The tallest steel structure ever tested on a seismic simulator slowly swayed, rocked, and twisted during the experiment. This 10-story, approximately 30-meter-high building is being subjected to real earthquake scenarios, including the 1989 magnitude 6.9 Loma Prieta earthquake. The test is part of research to determine whether height restrictions for cold-formed steel (CFS) buildings can be increased.

The testing is taking place on the seismic simulator (shake table) at the University of California San Diego, funded by the U.S. National Science Foundation. It is one of the three largest shake tables in the world and the only one located outdoors—an essential feature for testing buildings that exceed height limits. In fact, it is the only facility globally capable of testing structures taller than approximately 27m. Two years ago, researchers used this table to shake a ~35-meter-tall mass-timber building—the tallest structure ever tested on a seismic simulator at that time.
This year's focus is on cold-formed steel (CFS) construction. CFS is a lightweight, sustainable, and non-combustible material, with 60–70% recycled metal content. Current building codes limit such structures to about 19m (six stories), but researchers are investigating whether this can be raised to 10 stories (~30m), even in seismically active regions. Current test results indicate it is feasible.
Project leader Tara Hutchinson, professor in the Department of Structural Engineering at UC San Diego, said: "The building performed exceptionally well. Despite undergoing 18 earthquakes of progressively increasing intensity—including three that exceeded the levels considered by design engineers—the load-bearing structural system remained intact." However, some damage to non-structural components was expected. The stairwells were designed to move with the building and remain usable.

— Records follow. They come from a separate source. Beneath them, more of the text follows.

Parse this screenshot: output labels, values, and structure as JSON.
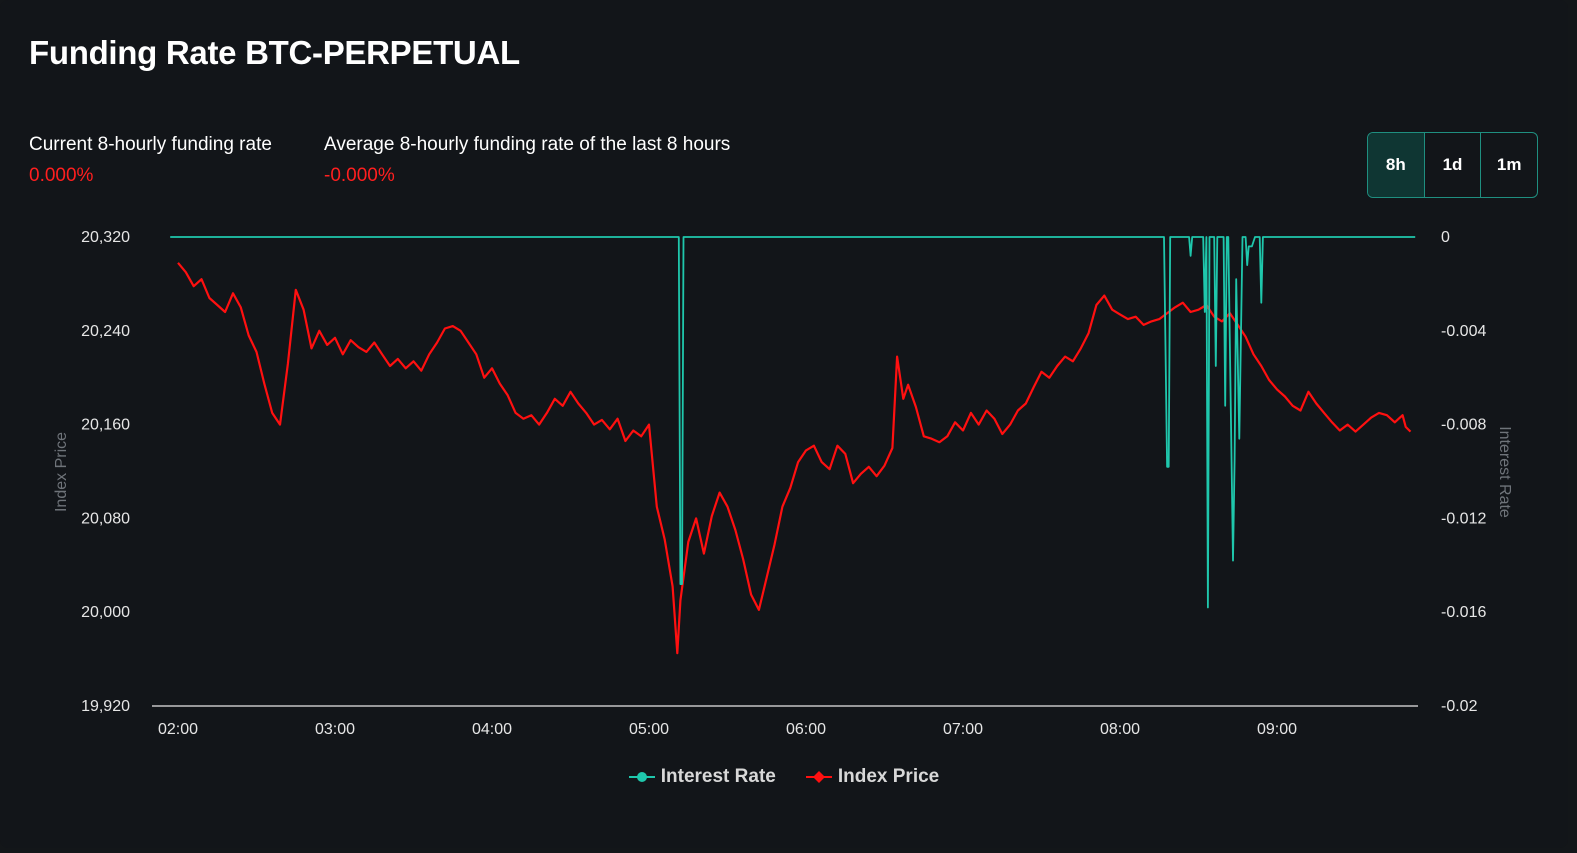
{
  "title": "Funding Rate BTC-PERPETUAL",
  "stats": [
    {
      "label": "Current 8-hourly funding rate",
      "value": "0.000%"
    },
    {
      "label": "Average 8-hourly funding rate of the last 8 hours",
      "value": "-0.000%"
    }
  ],
  "ranges": [
    {
      "label": "8h",
      "active": true
    },
    {
      "label": "1d",
      "active": false
    },
    {
      "label": "1m",
      "active": false
    }
  ],
  "legend": {
    "interest_label": "Interest Rate",
    "index_label": "Index Price"
  },
  "colors": {
    "interest": "#1fc7ac",
    "index": "#ff1010",
    "background": "#121519"
  },
  "chart_data": {
    "type": "line",
    "xlabel": "",
    "x_ticks": [
      "02:00",
      "03:00",
      "04:00",
      "05:00",
      "06:00",
      "07:00",
      "08:00",
      "09:00"
    ],
    "x_range_hours": [
      1.95,
      9.88
    ],
    "y_left": {
      "label": "Index Price",
      "ticks": [
        "20,320",
        "20,240",
        "20,160",
        "20,080",
        "20,000",
        "19,920"
      ],
      "ylim": [
        19920,
        20320
      ]
    },
    "y_right": {
      "label": "Interest Rate",
      "ticks": [
        "0",
        "-0.004",
        "-0.008",
        "-0.012",
        "-0.016",
        "-0.02"
      ],
      "ylim": [
        -0.02,
        0
      ]
    },
    "grid": false,
    "legend_position": "bottom",
    "series": [
      {
        "name": "Index Price",
        "axis": "left",
        "points": [
          [
            2.0,
            20298
          ],
          [
            2.05,
            20290
          ],
          [
            2.1,
            20278
          ],
          [
            2.15,
            20284
          ],
          [
            2.2,
            20268
          ],
          [
            2.25,
            20262
          ],
          [
            2.3,
            20256
          ],
          [
            2.35,
            20272
          ],
          [
            2.4,
            20260
          ],
          [
            2.45,
            20236
          ],
          [
            2.5,
            20222
          ],
          [
            2.55,
            20195
          ],
          [
            2.6,
            20170
          ],
          [
            2.65,
            20160
          ],
          [
            2.7,
            20212
          ],
          [
            2.75,
            20275
          ],
          [
            2.8,
            20258
          ],
          [
            2.85,
            20225
          ],
          [
            2.9,
            20240
          ],
          [
            2.95,
            20228
          ],
          [
            3.0,
            20234
          ],
          [
            3.05,
            20220
          ],
          [
            3.1,
            20232
          ],
          [
            3.15,
            20226
          ],
          [
            3.2,
            20222
          ],
          [
            3.25,
            20230
          ],
          [
            3.3,
            20220
          ],
          [
            3.35,
            20210
          ],
          [
            3.4,
            20216
          ],
          [
            3.45,
            20208
          ],
          [
            3.5,
            20214
          ],
          [
            3.55,
            20206
          ],
          [
            3.6,
            20220
          ],
          [
            3.65,
            20230
          ],
          [
            3.7,
            20242
          ],
          [
            3.75,
            20244
          ],
          [
            3.8,
            20240
          ],
          [
            3.85,
            20230
          ],
          [
            3.9,
            20220
          ],
          [
            3.95,
            20200
          ],
          [
            4.0,
            20208
          ],
          [
            4.05,
            20195
          ],
          [
            4.1,
            20185
          ],
          [
            4.15,
            20170
          ],
          [
            4.2,
            20165
          ],
          [
            4.25,
            20168
          ],
          [
            4.3,
            20160
          ],
          [
            4.35,
            20170
          ],
          [
            4.4,
            20182
          ],
          [
            4.45,
            20176
          ],
          [
            4.5,
            20188
          ],
          [
            4.55,
            20178
          ],
          [
            4.6,
            20170
          ],
          [
            4.65,
            20160
          ],
          [
            4.7,
            20164
          ],
          [
            4.75,
            20156
          ],
          [
            4.8,
            20165
          ],
          [
            4.85,
            20146
          ],
          [
            4.9,
            20155
          ],
          [
            4.95,
            20150
          ],
          [
            5.0,
            20160
          ],
          [
            5.05,
            20090
          ],
          [
            5.1,
            20062
          ],
          [
            5.15,
            20022
          ],
          [
            5.18,
            19965
          ],
          [
            5.2,
            20010
          ],
          [
            5.25,
            20060
          ],
          [
            5.3,
            20080
          ],
          [
            5.35,
            20050
          ],
          [
            5.4,
            20082
          ],
          [
            5.45,
            20102
          ],
          [
            5.5,
            20090
          ],
          [
            5.55,
            20070
          ],
          [
            5.6,
            20045
          ],
          [
            5.65,
            20015
          ],
          [
            5.7,
            20002
          ],
          [
            5.75,
            20030
          ],
          [
            5.8,
            20058
          ],
          [
            5.85,
            20090
          ],
          [
            5.9,
            20106
          ],
          [
            5.95,
            20128
          ],
          [
            6.0,
            20138
          ],
          [
            6.05,
            20142
          ],
          [
            6.1,
            20128
          ],
          [
            6.15,
            20122
          ],
          [
            6.2,
            20142
          ],
          [
            6.25,
            20135
          ],
          [
            6.3,
            20110
          ],
          [
            6.35,
            20118
          ],
          [
            6.4,
            20124
          ],
          [
            6.45,
            20116
          ],
          [
            6.5,
            20125
          ],
          [
            6.55,
            20140
          ],
          [
            6.58,
            20218
          ],
          [
            6.62,
            20182
          ],
          [
            6.65,
            20194
          ],
          [
            6.7,
            20175
          ],
          [
            6.75,
            20150
          ],
          [
            6.8,
            20148
          ],
          [
            6.85,
            20145
          ],
          [
            6.9,
            20150
          ],
          [
            6.95,
            20162
          ],
          [
            7.0,
            20155
          ],
          [
            7.05,
            20170
          ],
          [
            7.1,
            20160
          ],
          [
            7.15,
            20172
          ],
          [
            7.2,
            20165
          ],
          [
            7.25,
            20152
          ],
          [
            7.3,
            20160
          ],
          [
            7.35,
            20172
          ],
          [
            7.4,
            20178
          ],
          [
            7.45,
            20192
          ],
          [
            7.5,
            20205
          ],
          [
            7.55,
            20200
          ],
          [
            7.6,
            20210
          ],
          [
            7.65,
            20218
          ],
          [
            7.7,
            20214
          ],
          [
            7.75,
            20225
          ],
          [
            7.8,
            20238
          ],
          [
            7.85,
            20262
          ],
          [
            7.9,
            20270
          ],
          [
            7.95,
            20258
          ],
          [
            8.0,
            20254
          ],
          [
            8.05,
            20250
          ],
          [
            8.1,
            20252
          ],
          [
            8.15,
            20245
          ],
          [
            8.2,
            20248
          ],
          [
            8.25,
            20250
          ],
          [
            8.3,
            20255
          ],
          [
            8.35,
            20260
          ],
          [
            8.4,
            20264
          ],
          [
            8.45,
            20256
          ],
          [
            8.5,
            20258
          ],
          [
            8.55,
            20262
          ],
          [
            8.6,
            20252
          ],
          [
            8.65,
            20248
          ],
          [
            8.7,
            20255
          ],
          [
            8.75,
            20245
          ],
          [
            8.8,
            20235
          ],
          [
            8.85,
            20220
          ],
          [
            8.9,
            20210
          ],
          [
            8.95,
            20198
          ],
          [
            9.0,
            20190
          ],
          [
            9.05,
            20184
          ],
          [
            9.1,
            20176
          ],
          [
            9.15,
            20172
          ],
          [
            9.2,
            20188
          ],
          [
            9.25,
            20178
          ],
          [
            9.3,
            20170
          ],
          [
            9.35,
            20162
          ],
          [
            9.4,
            20155
          ],
          [
            9.45,
            20160
          ],
          [
            9.5,
            20154
          ],
          [
            9.55,
            20160
          ],
          [
            9.6,
            20166
          ],
          [
            9.65,
            20170
          ],
          [
            9.7,
            20168
          ],
          [
            9.75,
            20162
          ],
          [
            9.8,
            20168
          ],
          [
            9.82,
            20158
          ],
          [
            9.85,
            20154
          ]
        ]
      },
      {
        "name": "Interest Rate",
        "axis": "right",
        "points": [
          [
            1.95,
            0
          ],
          [
            5.19,
            0
          ],
          [
            5.2,
            -0.0148
          ],
          [
            5.21,
            -0.0148
          ],
          [
            5.22,
            0
          ],
          [
            8.28,
            0
          ],
          [
            8.3,
            -0.0098
          ],
          [
            8.31,
            -0.0098
          ],
          [
            8.32,
            0
          ],
          [
            8.44,
            0
          ],
          [
            8.45,
            -0.0008
          ],
          [
            8.46,
            0
          ],
          [
            8.53,
            0
          ],
          [
            8.54,
            -0.0032
          ],
          [
            8.55,
            0
          ],
          [
            8.56,
            -0.0158
          ],
          [
            8.57,
            0
          ],
          [
            8.6,
            0
          ],
          [
            8.61,
            -0.0055
          ],
          [
            8.62,
            0
          ],
          [
            8.66,
            0
          ],
          [
            8.67,
            -0.0072
          ],
          [
            8.68,
            0
          ],
          [
            8.69,
            0
          ],
          [
            8.72,
            -0.0138
          ],
          [
            8.73,
            -0.0095
          ],
          [
            8.74,
            -0.0018
          ],
          [
            8.76,
            -0.0086
          ],
          [
            8.78,
            0
          ],
          [
            8.8,
            0
          ],
          [
            8.81,
            -0.0012
          ],
          [
            8.82,
            -0.0004
          ],
          [
            8.84,
            -0.0004
          ],
          [
            8.86,
            0
          ],
          [
            8.89,
            0
          ],
          [
            8.9,
            -0.0028
          ],
          [
            8.91,
            0
          ],
          [
            9.88,
            0
          ]
        ]
      }
    ]
  }
}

Hutchinson also noted that nearly 1,000 sensors were installed throughout the building to measure responses in acceleration, displacement, and local strain. The resulting data will help refine building codes and support the construction of taller, lighter, and more resilient structures using this high-quality material. Because CFS is lightweight, it can be prefabricated into modular units and assembled like giant Lego blocks, significantly reducing construction time compared to building a frame from scratch. Hutchinson believes CFS offers numerous advantages that will benefit community resilience in the future.
These tests also highlight the importance of the major upgrade to the NSF-funded shake table. The $17 million upgrade, completed in April 2022, enables six-degree-of-freedom motion—the table previously moved only east-west but can now also move up-down, north-south, and perform roll, pitch, and yaw. In this test series, the team used the same earthquake records but tested the building in one-, two-, and three-dimensional motion by selectively disabling degrees of freedom.
Joel Conte, professor of structural engineering at UC San Diego and one of the shake table's principal investigators, explained that historical earthquake records show the ground does not shake in just one direction—it moves back and forth, up and down, side to side, and even twists. The upgrade allows simulation of "near real-world" earthquake conditions. During the June 23 test, researchers observed a certain degree of torsional motion in the building—something that would not have occurred when the table could only move in one direction. Ben Schafer, professor of engineering at Johns Hopkins University and co-principal investigator of the CFS10 project, said the observed motion demonstrates the critical importance of the table upgrade for scientific research.
The test series is not yet complete. In addition to carefully examining the building's physical condition after the earthquake tests, the team is preparing for the final phase of live-fire testing later this month. These fire tests, led by Professor Richard Emberley from California Polytechnic State University, San Luis Obispo, aim to understand how temperature, smoke, and particulates spread in earthquake-damaged areas of the building—i.e., "post-earthquake fire" scenarios that can be triggered by gas leaks or other hazards. Hutchinson noted that, unlike wood and other materials, light-gauge steel framing is non-combustible—an important advantage when fire is a concern.